Egypt's Morsi, 100 others sentenced to death
Cairo
An Egyptian court yesterday sentenced deposed Islamist president Mohamed Morsi and more than 100 other people to death for their role in a mass jailbreak during the 2011 uprising.
Hours after the ruling, gunmen shot dead two judges, a prosecutor and their driver in the strife-torn Sinai Peninsula, in the first such attack on the judiciary in the region.
Morsi, sitting in a caged dock in the blue uniform of convicts after already been sentenced to 20 years for inciting violence, raised his fists defiantly when the verdict was read.
Judge Shabaan El-Shamy handed down the same sentence to more than 100 other defendants including Muslim Brotherhood leader Mohamed Badei, already sentenced to death in another trial, and his deputy Khairat al-Shater.

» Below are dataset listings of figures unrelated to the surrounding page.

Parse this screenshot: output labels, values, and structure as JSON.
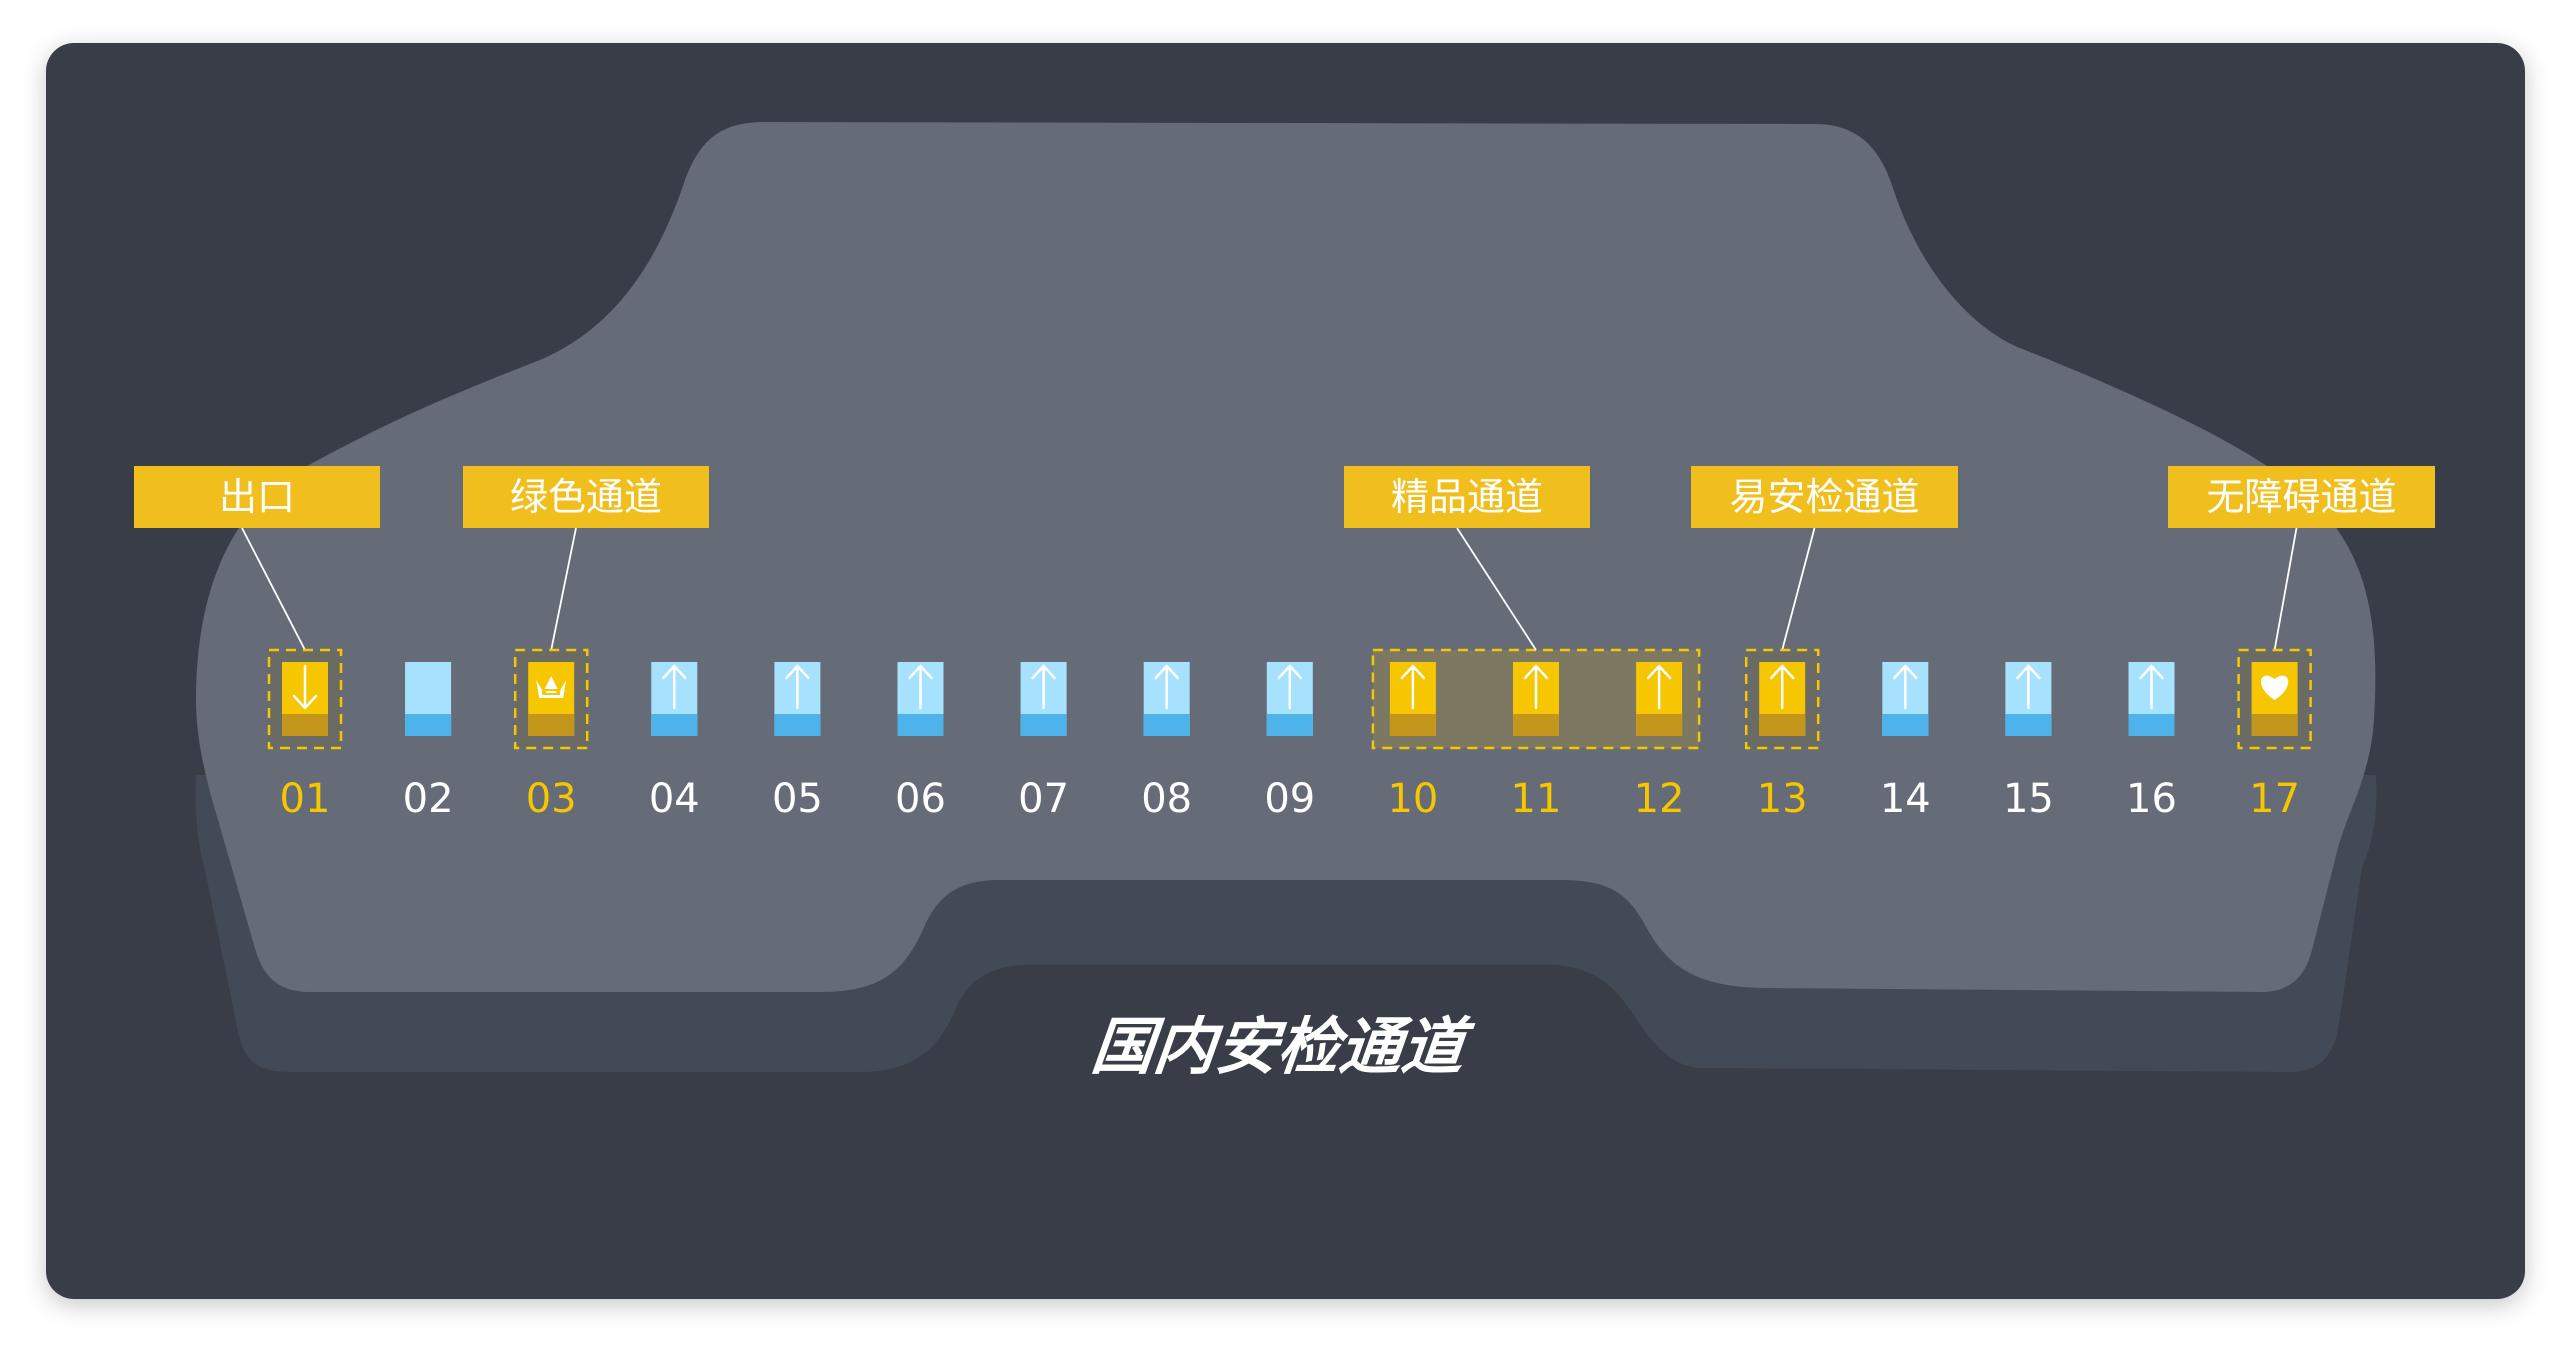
{
  "title": "国内安检通道",
  "colors": {
    "page_bg": "#ffffff",
    "panel_bg": "#373d46",
    "hall_fill": "#656b77",
    "hall_shadow": "#424957",
    "accent_yellow": "#f6c600",
    "label_yellow": "#f0bf1d",
    "lane_blue_light": "#a6e1fe",
    "lane_blue_dark": "#4eb3ea",
    "lane_yellow_dark": "#c4961b",
    "number_white": "#ffffff",
    "number_yellow": "#f6c600"
  },
  "lanes": [
    {
      "number": "01",
      "type": "special",
      "icon": "arrow-down-icon"
    },
    {
      "number": "02",
      "type": "normal",
      "icon": ""
    },
    {
      "number": "03",
      "type": "special",
      "icon": "crown-icon"
    },
    {
      "number": "04",
      "type": "normal",
      "icon": "arrow-up-icon"
    },
    {
      "number": "05",
      "type": "normal",
      "icon": "arrow-up-icon"
    },
    {
      "number": "06",
      "type": "normal",
      "icon": "arrow-up-icon"
    },
    {
      "number": "07",
      "type": "normal",
      "icon": "arrow-up-icon"
    },
    {
      "number": "08",
      "type": "normal",
      "icon": "arrow-up-icon"
    },
    {
      "number": "09",
      "type": "normal",
      "icon": "arrow-up-icon"
    },
    {
      "number": "10",
      "type": "special",
      "icon": "arrow-up-icon"
    },
    {
      "number": "11",
      "type": "special",
      "icon": "arrow-up-icon"
    },
    {
      "number": "12",
      "type": "special",
      "icon": "arrow-up-icon"
    },
    {
      "number": "13",
      "type": "special",
      "icon": "arrow-up-icon"
    },
    {
      "number": "14",
      "type": "normal",
      "icon": "arrow-up-icon"
    },
    {
      "number": "15",
      "type": "normal",
      "icon": "arrow-up-icon"
    },
    {
      "number": "16",
      "type": "normal",
      "icon": "arrow-up-icon"
    },
    {
      "number": "17",
      "type": "special",
      "icon": "heart-icon"
    }
  ],
  "callouts": [
    {
      "text": "出口",
      "lanes": [
        "01"
      ]
    },
    {
      "text": "绿色通道",
      "lanes": [
        "03"
      ]
    },
    {
      "text": "精品通道",
      "lanes": [
        "10",
        "11",
        "12"
      ]
    },
    {
      "text": "易安检通道",
      "lanes": [
        "13"
      ]
    },
    {
      "text": "无障碍通道",
      "lanes": [
        "17"
      ]
    }
  ]
}
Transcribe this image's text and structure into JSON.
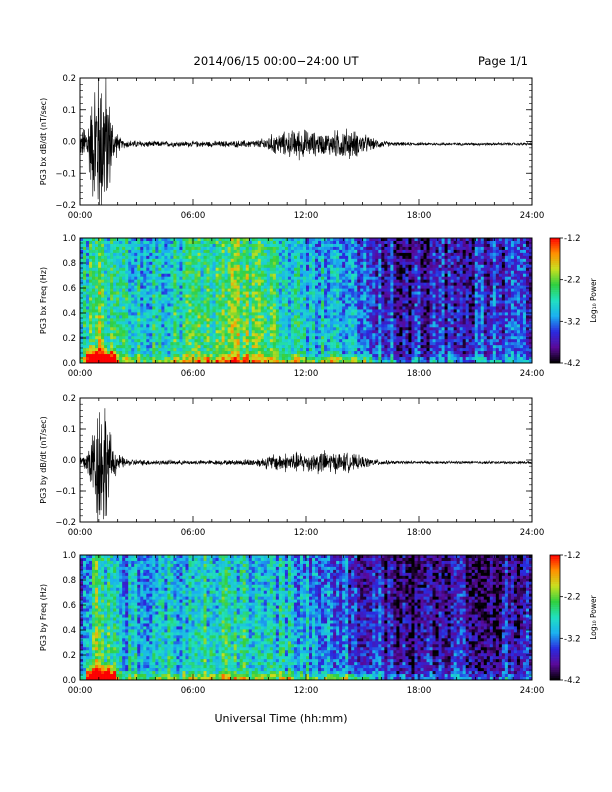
{
  "header": {
    "title": "2014/06/15  00:00−24:00 UT",
    "page": "Page 1/1"
  },
  "footer": {
    "xlabel": "Universal Time (hh:mm)"
  },
  "colorbar": {
    "label": "Log₁₀ Power",
    "ticks": [
      "-1.2",
      "-2.2",
      "-3.2",
      "-4.2"
    ],
    "colors": [
      "#000000",
      "#5a0a9a",
      "#2a2ae0",
      "#1ab0f0",
      "#20e0c0",
      "#30d040",
      "#c8e020",
      "#ff9000",
      "#ff0000"
    ]
  },
  "chart_data": [
    {
      "type": "line",
      "ylabel": "PG3 bx dB/dt (nT/sec)",
      "x_ticks": [
        "00:00",
        "06:00",
        "12:00",
        "18:00",
        "24:00"
      ],
      "y_ticks": [
        "0.2",
        "0.1",
        "0.0",
        "−0.1",
        "−0.2"
      ],
      "xlim_hours": [
        0,
        24
      ],
      "ylim": [
        -0.2,
        0.2
      ],
      "envelope": {
        "hours": [
          0,
          0.3,
          0.6,
          0.8,
          1.0,
          1.2,
          1.4,
          1.6,
          1.8,
          2.2,
          4,
          6,
          8,
          9.5,
          10.3,
          11,
          11.7,
          12.3,
          13,
          13.6,
          14.2,
          15,
          15.6,
          16.5,
          18,
          21,
          24
        ],
        "amplitude": [
          0.03,
          0.06,
          0.12,
          0.22,
          0.25,
          0.25,
          0.2,
          0.12,
          0.05,
          0.012,
          0.008,
          0.008,
          0.009,
          0.012,
          0.03,
          0.035,
          0.045,
          0.035,
          0.03,
          0.04,
          0.045,
          0.03,
          0.015,
          0.006,
          0.004,
          0.004,
          0.004
        ]
      }
    },
    {
      "type": "heatmap",
      "ylabel": "PG3 bx Freq (Hz)",
      "x_ticks": [
        "00:00",
        "06:00",
        "12:00",
        "18:00",
        "24:00"
      ],
      "y_ticks": [
        "1.0",
        "0.8",
        "0.6",
        "0.4",
        "0.2",
        "0.0"
      ],
      "xlim_hours": [
        0,
        24
      ],
      "ylim": [
        0,
        1.0
      ],
      "zlim_log10_power": [
        -4.2,
        -1.2
      ],
      "activity": {
        "hours": [
          0,
          0.6,
          1.0,
          1.5,
          2.5,
          4,
          6.5,
          8.5,
          10,
          11.5,
          13,
          14.5,
          16,
          17,
          18.5,
          20,
          22,
          24
        ],
        "level": [
          0.45,
          0.6,
          0.75,
          0.6,
          0.5,
          0.5,
          0.6,
          0.68,
          0.6,
          0.5,
          0.45,
          0.4,
          0.3,
          0.22,
          0.22,
          0.25,
          0.28,
          0.3
        ]
      }
    },
    {
      "type": "line",
      "ylabel": "PG3 by dB/dt (nT/sec)",
      "x_ticks": [
        "00:00",
        "06:00",
        "12:00",
        "18:00",
        "24:00"
      ],
      "y_ticks": [
        "0.2",
        "0.1",
        "0.0",
        "−0.1",
        "−0.2"
      ],
      "xlim_hours": [
        0,
        24
      ],
      "ylim": [
        -0.2,
        0.2
      ],
      "envelope": {
        "hours": [
          0,
          0.3,
          0.6,
          0.9,
          1.1,
          1.3,
          1.5,
          1.7,
          2.0,
          2.5,
          4,
          6,
          8,
          9.5,
          10.3,
          11,
          11.7,
          12.3,
          12.8,
          13.5,
          14.2,
          15,
          15.6,
          16.5,
          18,
          21,
          24
        ],
        "amplitude": [
          0.02,
          0.03,
          0.08,
          0.18,
          0.21,
          0.2,
          0.12,
          0.06,
          0.025,
          0.01,
          0.007,
          0.006,
          0.007,
          0.012,
          0.025,
          0.028,
          0.03,
          0.028,
          0.035,
          0.03,
          0.028,
          0.018,
          0.01,
          0.005,
          0.004,
          0.004,
          0.004
        ]
      }
    },
    {
      "type": "heatmap",
      "ylabel": "PG3 by Freq (Hz)",
      "x_ticks": [
        "00:00",
        "06:00",
        "12:00",
        "18:00",
        "24:00"
      ],
      "y_ticks": [
        "1.0",
        "0.8",
        "0.6",
        "0.4",
        "0.2",
        "0.0"
      ],
      "xlim_hours": [
        0,
        24
      ],
      "ylim": [
        0,
        1.0
      ],
      "zlim_log10_power": [
        -4.2,
        -1.2
      ],
      "activity": {
        "hours": [
          0,
          0.6,
          1.0,
          1.5,
          2.5,
          4,
          6.5,
          8.5,
          10,
          11.5,
          13,
          14.5,
          16,
          17,
          18.5,
          20,
          22,
          24
        ],
        "level": [
          0.4,
          0.55,
          0.7,
          0.55,
          0.45,
          0.45,
          0.52,
          0.55,
          0.52,
          0.45,
          0.38,
          0.32,
          0.22,
          0.15,
          0.14,
          0.18,
          0.2,
          0.22
        ]
      }
    }
  ]
}
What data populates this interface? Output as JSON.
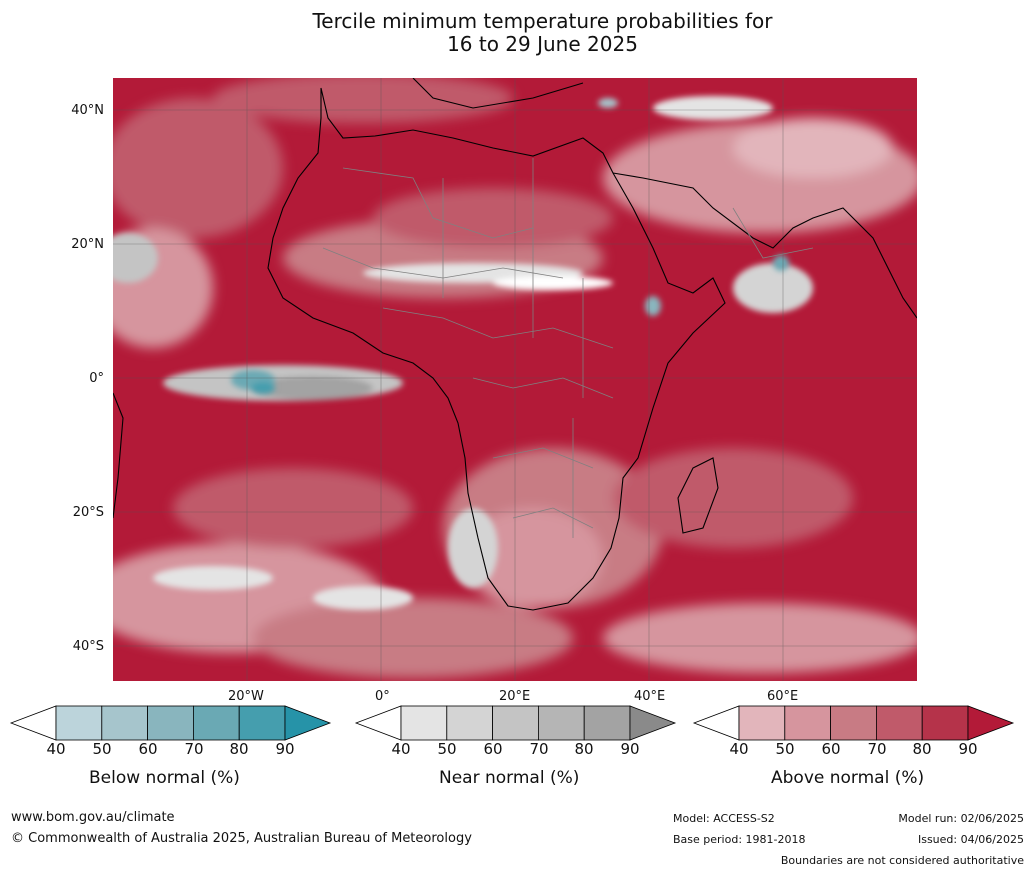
{
  "title_line1": "Tercile minimum temperature probabilities for",
  "title_line2": "16 to 29 June 2025",
  "map": {
    "lat_labels": [
      "40°N",
      "20°N",
      "0°",
      "20°S",
      "40°S"
    ],
    "lon_labels": [
      "20°W",
      "0°",
      "20°E",
      "40°E",
      "60°E"
    ],
    "background_color": "#b31a38"
  },
  "legends": [
    {
      "caption": "Below normal (%)",
      "ticks": [
        "40",
        "50",
        "60",
        "70",
        "80",
        "90"
      ],
      "colors": [
        "#ffffff",
        "#bcd4db",
        "#a6c5cc",
        "#89b5be",
        "#6aa9b4",
        "#459eae",
        "#2693a8"
      ]
    },
    {
      "caption": "Near normal (%)",
      "ticks": [
        "40",
        "50",
        "60",
        "70",
        "80",
        "90"
      ],
      "colors": [
        "#ffffff",
        "#e4e4e4",
        "#d4d4d4",
        "#c4c4c4",
        "#b5b5b5",
        "#a3a3a3",
        "#8a8a8a"
      ]
    },
    {
      "caption": "Above normal (%)",
      "ticks": [
        "40",
        "50",
        "60",
        "70",
        "80",
        "90"
      ],
      "colors": [
        "#ffffff",
        "#e2b5bb",
        "#d6959e",
        "#c87b84",
        "#c05a6a",
        "#b5334a",
        "#b31a38"
      ]
    }
  ],
  "footer": {
    "website": "www.bom.gov.au/climate",
    "copyright": "© Commonwealth of Australia 2025, Australian Bureau of Meteorology",
    "model": "Model: ACCESS-S2",
    "base_period": "Base period: 1981-2018",
    "model_run": "Model run: 02/06/2025",
    "issued": "Issued: 04/06/2025",
    "disclaimer": "Boundaries are not considered authoritative"
  }
}
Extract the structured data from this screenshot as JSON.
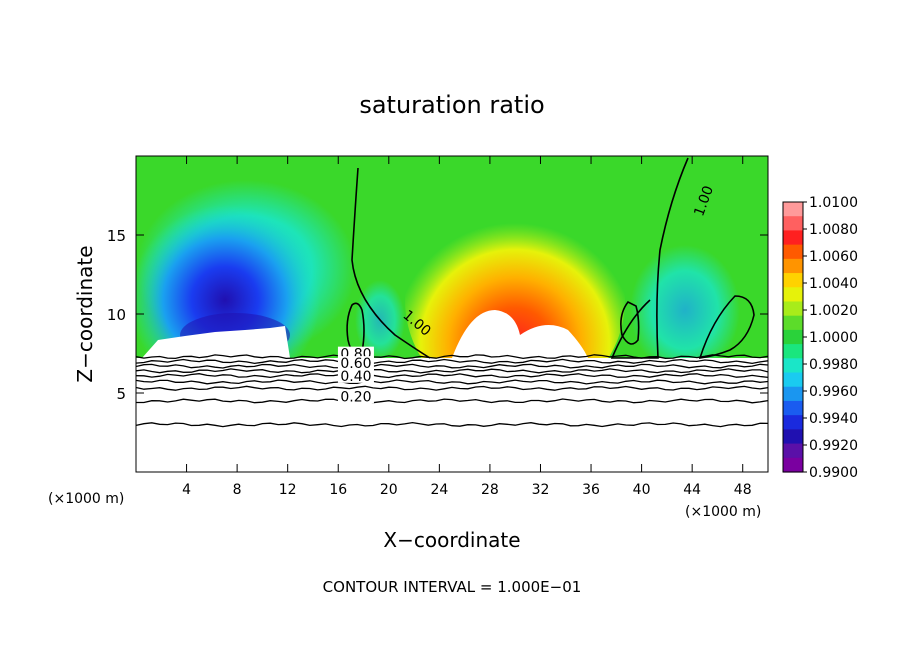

Morsi, elected president in 2012 as the Brotherhood's compromise candidate after Shater was disqualified, ruled for only a year before mass protests spurred the military to overthrow him in July 2013. He was among dozens of Islamist leaders detained amid a crackdown that left hundreds of Morsi supporters dead.
Many of those sentenced yesterday were tried in absentia, including prominent Qatar-based Islamic cleric Yusuf al-Qaradawi.
The court will pronounce its final decision on June 2, since under Egyptian law, death sentences are referred to the mufti, the government's interpreter of Islamic law, who plays an advisory role. Defendants can still appeal even after the mufti's recommendation.
Morsi, 63, has yet to be sentenced in the first of two trials that concluded on Saturday, in which the death penalty was given to 16 other defendants convicted of espionage.They were all found guilty of colluding with foreign powers, the Palestinian Islamist group Hamas and Iran to destabilise Egypt.